Menteri Sosial Khofifah Indar Parawangsa mengatakan pemerintah siap mengirimkan bantuan makanan kepada korban penyanderaan. Namun, pemerintah daerah harus mengeluarkan Surat Keterangan (SK) Darurat dan meminta bantuan kepada pemerintah pusat.

"Kalau bupati sudah keluarkan SK Darurat, saya bisa keluarkan cadangan beras pemerintah (CBP) hingga 100 ton," kata Kofifah saat kunjungan ke Yogyakarta, Rabu 15 November 2017.

(Baca: Kelompok Bersenjata Tutup Akses Bantuan ke Tembagapura)

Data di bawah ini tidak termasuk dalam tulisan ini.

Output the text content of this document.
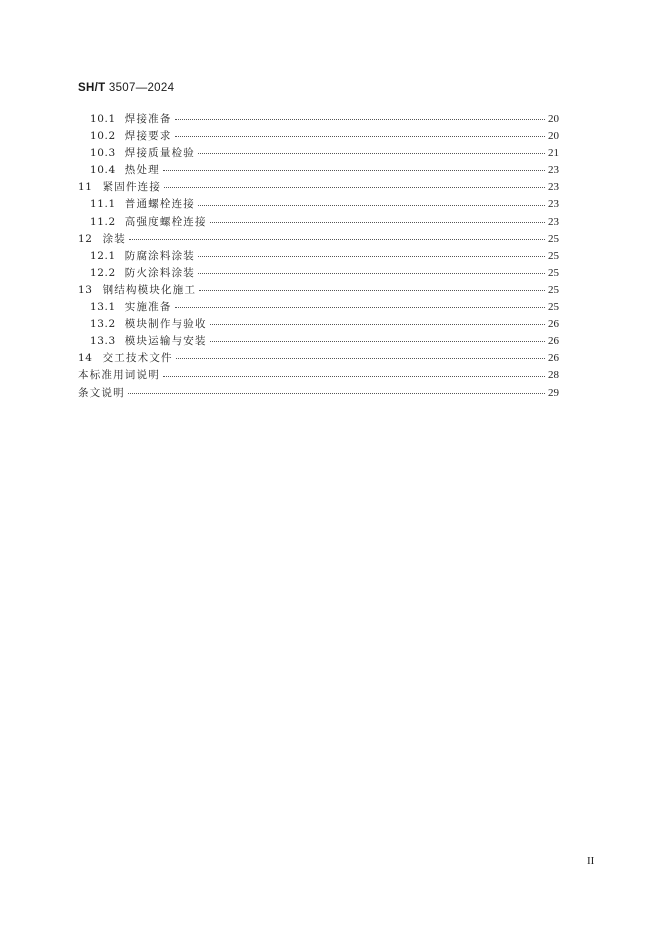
SH/T 3507—2024
10.1 焊接准备	20
10.2 焊接要求	20
10.3 焊接质量检验	21
10.4 热处理	23
11 紧固件连接	23
11.1 普通螺栓连接	23
11.2 高强度螺栓连接	23
12 涂装	25
12.1 防腐涂料涂装	25
12.2 防火涂料涂装	25
13 钢结构模块化施工	25
13.1 实施准备	25
13.2 模块制作与验收	26
13.3 模块运输与安装	26
14 交工技术文件	26
本标准用词说明	28
条文说明	29
II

Menurut Khofifah, penyanderaan di Papua tersebut bisa dikategorikan sebagai bencana sosial. "Ini akibat ulah manusia, disebut bencana sosial. Maka boleh (dikirim bantuan), asal ada SK Darurat dari bupati," tegasnya.

Sebagai informasi, ribuan warga Papua dan pendatang disandera KKB sejak sepekan silam. Kawasan yang menjadi lokasi penyanderaan sudah dijaga ratusan personel Satuan Tugas Terpadu yang terdiri dari anggota TNI dan Polri. Korps Bhayangkara masih berupaya melakukan negosiasi dengan KKB terkait kasus ini.

(Baca: Masyarakat Papua Terjepit di antara Dua Kekuatan Bersenjata)

Polisi menyebut penyanderaan dilakukan oleh kelompok bersenjata yang diduga Organisasi Papua Merdeka. Warga tidak diberikan akses untuk keluar mencari panganan sejak 6 November 2017.

Kelopok bersenjata juga menutup akses masuk bantuan pemerintah ke Distrik Tembagapura, Papua. Akibatnya, banyak warga yang belum menerima bantuan.